Can you recommend a book or article explaining the system in more depth?
-tomos
Oh, how I wish I could!
I
can explain why most of the well known books are actively wrong and misleading, in part at least.
This and
this aren't bad summaries, but hardly how to do its. (One poi - Luhmann actually started his second, differently structured, zettelkasten after attending a conference in the US)

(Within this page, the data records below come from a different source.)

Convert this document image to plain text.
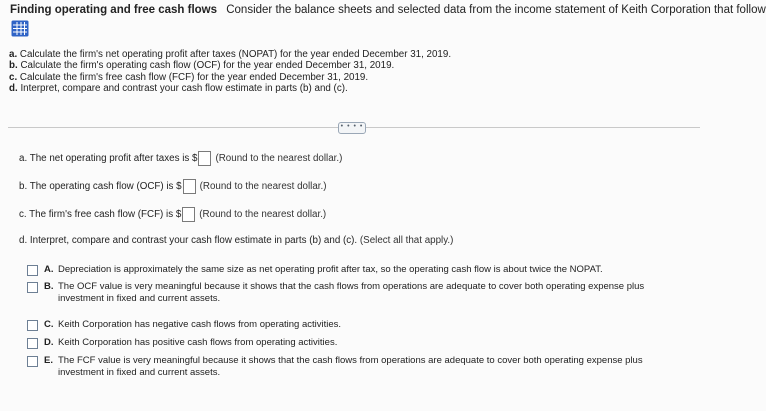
Finding operating and free cash flows Consider the balance sheets and selected data from the income statement of Keith Corporation that follow
a. Calculate the firm's net operating profit after taxes (NOPAT) for the year ended December 31, 2019.
b. Calculate the firm's operating cash flow (OCF) for the year ended December 31, 2019.
c. Calculate the firm's free cash flow (FCF) for the year ended December 31, 2019.
d. Interpret, compare and contrast your cash flow estimate in parts (b) and (c).
• • • •
a. The net operating profit after taxes is $ (Round to the nearest dollar.)
b. The operating cash flow (OCF) is $ (Round to the nearest dollar.)
c. The firm's free cash flow (FCF) is $ (Round to the nearest dollar.)
d. Interpret, compare and contrast your cash flow estimate in parts (b) and (c).
(Select all that apply.)
A. Depreciation is approximately the same size as net operating profit after tax, so the operating cash flow is about twice the NOPAT.
B. The OCF value is very meaningful because it shows that the cash flows from operations are adequate to cover both operating expense plus investment in fixed and current assets.
C. Keith Corporation has negative cash flows from operating activities.
D. Keith Corporation has positive cash flows from operating activities.
E. The FCF value is very meaningful because it shows that the cash flows from operations are adequate to cover both operating expense plus investment in fixed and current assets.
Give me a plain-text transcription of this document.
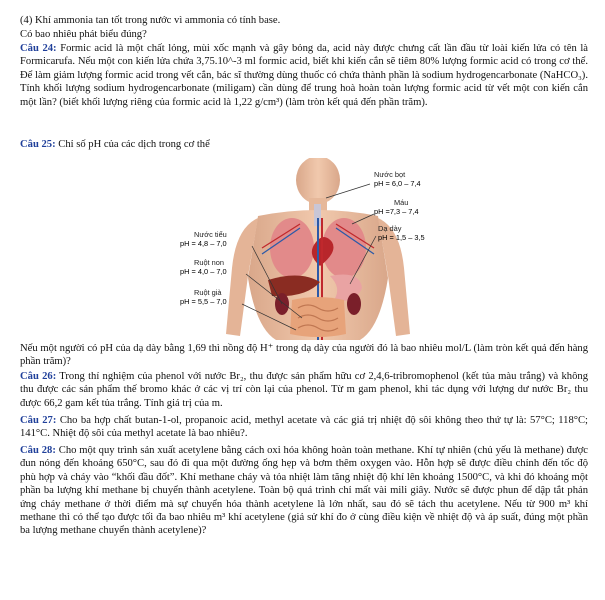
(4) Khí ammonia tan tốt trong nước vì ammonia có tính base.
Có bao nhiêu phát biểu đúng?
Câu 24: Formic acid là một chất lỏng, mùi xốc mạnh và gây bỏng da, acid này được chưng cất lần đầu từ loài kiến lửa có tên là Formicarufa. Nếu một con kiến lửa chứa 3,75.10^-3 ml formic acid, biết khi kiến cắn sẽ tiêm 80% lượng formic acid có trong cơ thể. Để làm giảm lượng formic acid trong vết cắn, bác sĩ thường dùng thuốc có chứa thành phần là sodium hydrogencarbonate (NaHCO₃). Tính khối lượng sodium hydrogencarbonate (miligam) cần dùng để trung hoà hoàn toàn lượng formic acid từ vết một con kiến cắn một lần? (biết khối lượng riêng của formic acid là 1,22 g/cm³) (làm tròn kết quả đến phần trăm).
Câu 25: Chỉ số pH của các dịch trong cơ thể
Nước bọt
pH = 6,0 – 7,4
Máu
pH =7,3 – 7,4
Dạ dày
pH = 1,5 – 3,5
Nước tiểu
pH = 4,8 – 7,0
Ruột non
pH = 4,0 – 7,0
Ruột già
pH = 5,5 – 7,0
Nếu một người có pH của dạ dày bằng 1,69 thì nồng độ H⁺ trong dạ dày của người đó là bao nhiêu mol/L (làm tròn kết quả đến hàng phần trăm)?
Câu 26: Trong thí nghiệm của phenol với nước Br₂, thu được sản phẩm hữu cơ 2,4,6-tribromophenol (kết tủa màu trắng) và không thu được các sản phẩm thế bromo khác ở các vị trí còn lại của phenol. Từ m gam phenol, khi tác dụng với lượng dư nước Br₂ thu được 66,2 gam kết tủa trắng. Tính giá trị của m.
Câu 27: Cho ba hợp chất butan-1-ol, propanoic acid, methyl acetate và các giá trị nhiệt độ sôi không theo thứ tự là: 57°C; 118°C; 141°C. Nhiệt độ sôi của methyl acetate là bao nhiêu?.
Câu 28: Cho một quy trình sản xuất acetylene bằng cách oxi hóa không hoàn toàn methane. Khí tự nhiên (chủ yếu là methane) được đun nóng đến khoảng 650°C, sau đó đi qua một đường ống hẹp và bơm thêm oxygen vào. Hỗn hợp sẽ được điều chỉnh đến tốc độ phù hợp và cháy vào “khối đầu đốt”. Khí methane cháy và tỏa nhiệt làm tăng nhiệt độ khí lên khoảng 1500°C, và khi đó khoảng một phần ba lượng khí methane bị chuyển thành acetylene. Toàn bộ quá trình chỉ mất vài mili giây. Nước sẽ được phun để dập tắt phản ứng cháy methane ở thời điểm mà sự chuyển hóa thành acetylene là lớn nhất, sau đó sẽ tách thu acetylene. Nếu từ 900 m³ khí methane thì có thể tạo được tối đa bao nhiêu m³ khí acetylene (giả sử khí đo ở cùng điều kiện về nhiệt độ và áp suất, đúng một phần ba lượng methane chuyển thành acetylene)?
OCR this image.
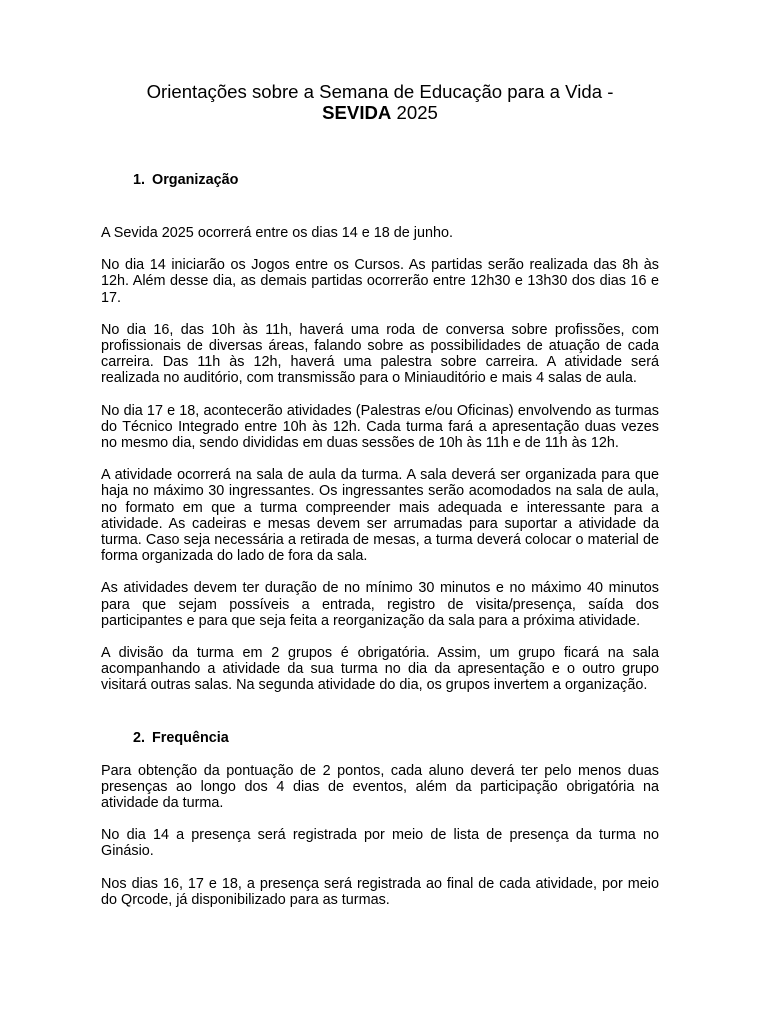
Orientações sobre a Semana de Educação para a Vida -
SEVIDA 2025
1. Organização

A Sevida 2025 ocorrerá entre os dias 14 e 18 de junho.

No dia 14 iniciarão os Jogos entre os Cursos. As partidas serão realizada das 8h às 12h. Além desse dia, as demais partidas ocorrerão entre 12h30 e 13h30 dos dias 16 e 17.

No dia 16, das 10h às 11h, haverá uma roda de conversa sobre profissões, com profissionais de diversas áreas, falando sobre as possibilidades de atuação de cada carreira. Das 11h às 12h, haverá uma palestra sobre carreira. A atividade será realizada no auditório, com transmissão para o Miniauditório e mais 4 salas de aula.

No dia 17 e 18, acontecerão atividades (Palestras e/ou Oficinas) envolvendo as turmas do Técnico Integrado entre 10h às 12h. Cada turma fará a apresentação duas vezes no mesmo dia, sendo divididas em duas sessões de 10h às 11h e de 11h às 12h.

A atividade ocorrerá na sala de aula da turma. A sala deverá ser organizada para que haja no máximo 30 ingressantes. Os ingressantes serão acomodados na sala de aula, no formato em que a turma compreender mais adequada e interessante para a atividade. As cadeiras e mesas devem ser arrumadas para suportar a atividade da turma. Caso seja necessária a retirada de mesas, a turma deverá colocar o material de forma organizada do lado de fora da sala.

As atividades devem ter duração de no mínimo 30 minutos e no máximo 40 minutos para que sejam possíveis a entrada, registro de visita/presença, saída dos participantes e para que seja feita a reorganização da sala para a próxima atividade.

A divisão da turma em 2 grupos é obrigatória. Assim, um grupo ficará na sala acompanhando a atividade da sua turma no dia da apresentação e o outro grupo visitará outras salas. Na segunda atividade do dia, os grupos invertem a organização.

2. Frequência

Para obtenção da pontuação de 2 pontos, cada aluno deverá ter pelo menos duas presenças ao longo dos 4 dias de eventos, além da participação obrigatória na atividade da turma.

No dia 14 a presença será registrada por meio de lista de presença da turma no Ginásio.

Nos dias 16, 17 e 18, a presença será registrada ao final de cada atividade, por meio do Qrcode, já disponibilizado para as turmas.
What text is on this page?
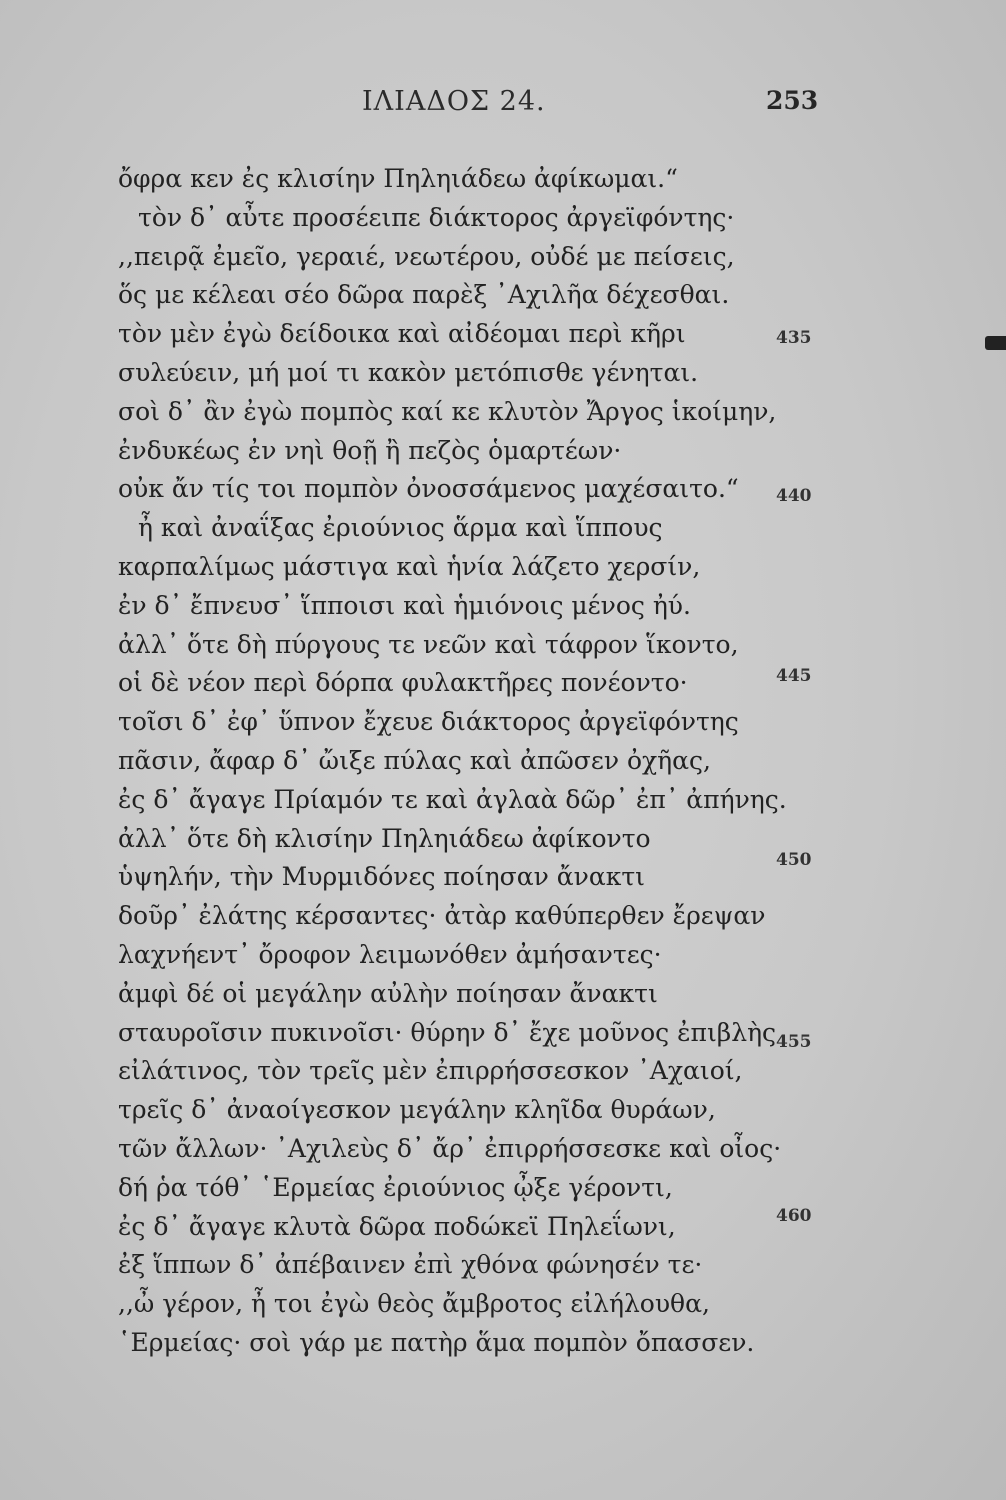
ΙΛΙΑΔΟΣ 24.	253
ὄφρα κεν ἐς κλισίην Πηληιάδεω ἀφίκωμαι.“
τὸν δ᾽ αὖτε προσέειπε διάκτορος ἀργεϊφόντης·
,,πειρᾷ ἐμεῖο, γεραιέ, νεωτέρου, οὐδέ με πείσεις,
ὅς με κέλεαι σέο δῶρα παρὲξ ᾿Αχιλῆα δέχεσθαι.
τὸν μὲν ἐγὼ δείδοικα καὶ αἰδέομαι περὶ κῆρι
συλεύειν, μή μοί τι κακὸν μετόπισθε γένηται.
σοὶ δ᾽ ἂν ἐγὼ πομπὸς καί κε κλυτὸν Ἄργος ἱκοίμην,
ἐνδυκέως ἐν νηὶ θοῇ ἢ πεζὸς ὁμαρτέων·
οὐκ ἄν τίς τοι πομπὸν ὀνοσσάμενος μαχέσαιτο.“
ἦ καὶ ἀναΐξας ἐριούνιος ἅρμα καὶ ἵππους
καρπαλίμως μάστιγα καὶ ἡνία λάζετο χερσίν,
ἐν δ᾽ ἔπνευσ᾽ ἵπποισι καὶ ἡμιόνοις μένος ἠύ.
ἀλλ᾽ ὅτε δὴ πύργους τε νεῶν καὶ τάφρον ἵκοντο,
οἱ δὲ νέον περὶ δόρπα φυλακτῆρες πονέοντο·
τοῖσι δ᾽ ἐφ᾽ ὕπνον ἔχευε διάκτορος ἀργεϊφόντης
πᾶσιν, ἄφαρ δ᾽ ὤιξε πύλας καὶ ἀπῶσεν ὀχῆας,
ἐς δ᾽ ἄγαγε Πρίαμόν τε καὶ ἀγλαὰ δῶρ᾽ ἐπ᾽ ἀπήνης.
ἀλλ᾽ ὅτε δὴ κλισίην Πηληιάδεω ἀφίκοντο
ὑψηλήν, τὴν Μυρμιδόνες ποίησαν ἄνακτι
δοῦρ᾽ ἐλάτης κέρσαντες· ἀτὰρ καθύπερθεν ἔρεψαν
λαχνήεντ᾽ ὄροφον λειμωνόθεν ἀμήσαντες·
ἀμφὶ δέ οἱ μεγάλην αὐλὴν ποίησαν ἄνακτι
σταυροῖσιν πυκινοῖσι· θύρην δ᾽ ἔχε μοῦνος ἐπιβλὴς
εἰλάτινος, τὸν τρεῖς μὲν ἐπιρρήσσεσκον ᾿Αχαιοί,
τρεῖς δ᾽ ἀναοίγεσκον μεγάλην κληῖδα θυράων,
τῶν ἄλλων· ᾿Αχιλεὺς δ᾽ ἄρ᾽ ἐπιρρήσσεσκε καὶ οἶος·
δή ῥα τόθ᾽ ῾Ερμείας ἐριούνιος ᾦξε γέροντι,
ἐς δ᾽ ἄγαγε κλυτὰ δῶρα ποδώκεϊ Πηλεΐωνι,
ἐξ ἵππων δ᾽ ἀπέβαινεν ἐπὶ χθόνα φώνησέν τε·
,,ὦ γέρον, ἦ τοι ἐγὼ θεὸς ἄμβροτος εἰλήλουθα,
῾Ερμείας· σοὶ γάρ με πατὴρ ἅμα πομπὸν ὄπασσεν.
435
440
445
450
455
460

There are many reasons why I believe that the published books and articles aren’t great:
- most writers automatically add their own ideas; they’re very opinionated but try to give the impression that they are just describing the original
- most writers started as academic wannabes rather than productive and successful academics (and therefore unable to discriminate what would work from what wouldn’t; let alone what needs to be done to make a system work) and a number have ended as zettelkasten publicisers
- a marked discrepancy between them and Luhmann in terms of self-discipline and life circumstances
- an obsession with improving the system when creating a digital analog
- and with their ideas about zettelkasten being shaped by the programs they used
- Luhmann’s target was writing, he had no need of a memory aid; many of the students are primarily interested in remembering
I’m now very opinionated, but it’s taken me a long time to get there. Many of the many detailed systems I’ve seen described struck me as procrastinatory rather than productive: the notes themselves are the purpose.
My own approach has been shaped most by studying how Luhmann actually worked and reading his cards. And comparing that with myself and the workflows of productive successful academics I know.
But being aware that I’m not the same (I pursue more subjects, I have less self-discipline, I am usually doing things rather than reprocessing what I read).
Like Luhmann, I’m very focused on output. Some of that is writing, but it is also investigating, also doing. Output quality is even more important than quantity. A system that isn’t visibly improving this is not one for me. (One reason I still write longer notes: I can usually write these straight off, remembering citations, rather than having to put them together from short notes. The zettels are for what I don’t know and haven’t yet thought.)
I rejected the wikilink/graph/backlink approach because I could see that it doesn’t do the same thing. It can be useful in itself, but tends to be passive and self-serving. At some point on my journey, I remember someone writing that they had looked at zettelkasten and it was just outlining: they were wrong of course, but also still right. Like everyone who has tried following a digital approach, I’ve been limited by software. Workflowy is well short of ideal, but it will do; for now. And it has analogues for all the features of Luhmann’s system.
What I
would say is that you need a clear purpose for using the system. I would suggest that purpose being to do with thinking and doing. With that it is very quick to see whether it is helping or not. But the purpose doesn't have to be academic and doesn't have to involve writing as an output.
And don't eschew longer notes, outside the zettelkasten but being linked into it.